Over the next 20 years, we can expect these investments to grow by around 2000. The best case scenario would be a growth of around 6000 while the worst case would be a growth of less than 500.
When we created this we used function R norm meaning normal distributions of return.
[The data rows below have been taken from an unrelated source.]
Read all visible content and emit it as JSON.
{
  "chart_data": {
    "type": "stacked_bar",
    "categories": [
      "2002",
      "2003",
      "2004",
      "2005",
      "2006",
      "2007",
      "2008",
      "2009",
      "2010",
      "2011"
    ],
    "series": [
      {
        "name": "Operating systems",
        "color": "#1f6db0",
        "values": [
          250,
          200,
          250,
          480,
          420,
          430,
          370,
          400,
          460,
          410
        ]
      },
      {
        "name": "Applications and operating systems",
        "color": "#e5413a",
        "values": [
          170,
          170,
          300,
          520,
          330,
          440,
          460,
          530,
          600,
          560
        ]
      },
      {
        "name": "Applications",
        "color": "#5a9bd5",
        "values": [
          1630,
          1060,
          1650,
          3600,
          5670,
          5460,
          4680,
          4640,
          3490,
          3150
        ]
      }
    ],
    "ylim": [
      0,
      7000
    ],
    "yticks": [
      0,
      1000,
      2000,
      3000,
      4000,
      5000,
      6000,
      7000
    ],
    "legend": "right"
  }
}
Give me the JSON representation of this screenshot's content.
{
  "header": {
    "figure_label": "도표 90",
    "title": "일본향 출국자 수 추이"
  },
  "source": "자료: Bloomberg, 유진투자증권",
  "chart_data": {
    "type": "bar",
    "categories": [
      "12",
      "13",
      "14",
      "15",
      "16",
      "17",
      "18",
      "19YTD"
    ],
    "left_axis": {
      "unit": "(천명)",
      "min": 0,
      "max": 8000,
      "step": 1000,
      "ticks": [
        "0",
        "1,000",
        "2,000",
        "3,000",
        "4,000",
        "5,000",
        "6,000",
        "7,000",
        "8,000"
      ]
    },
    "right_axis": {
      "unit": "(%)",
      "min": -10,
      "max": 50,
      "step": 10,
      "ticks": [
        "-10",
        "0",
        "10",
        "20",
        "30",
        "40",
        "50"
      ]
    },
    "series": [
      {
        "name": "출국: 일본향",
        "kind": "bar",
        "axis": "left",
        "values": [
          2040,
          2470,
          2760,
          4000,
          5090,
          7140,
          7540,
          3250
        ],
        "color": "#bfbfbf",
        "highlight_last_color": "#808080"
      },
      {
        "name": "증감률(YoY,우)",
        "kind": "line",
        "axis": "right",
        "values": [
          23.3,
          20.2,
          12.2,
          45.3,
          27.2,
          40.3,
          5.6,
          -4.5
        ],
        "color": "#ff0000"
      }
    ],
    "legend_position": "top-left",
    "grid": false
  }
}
In reality majority of the time investment returns are negativly skewed. These results are probably more optomistic than real which is one limitation. As for the next limitation, it involves the data base we used. Although we are using the time period of 2012 to present, there is still a lot of different market crashes and rises before 2012 that would possibly show different levels of data earlier than 2012. Even with these limitation, we are still able to grasp a decent understanding of what 20 years could look like.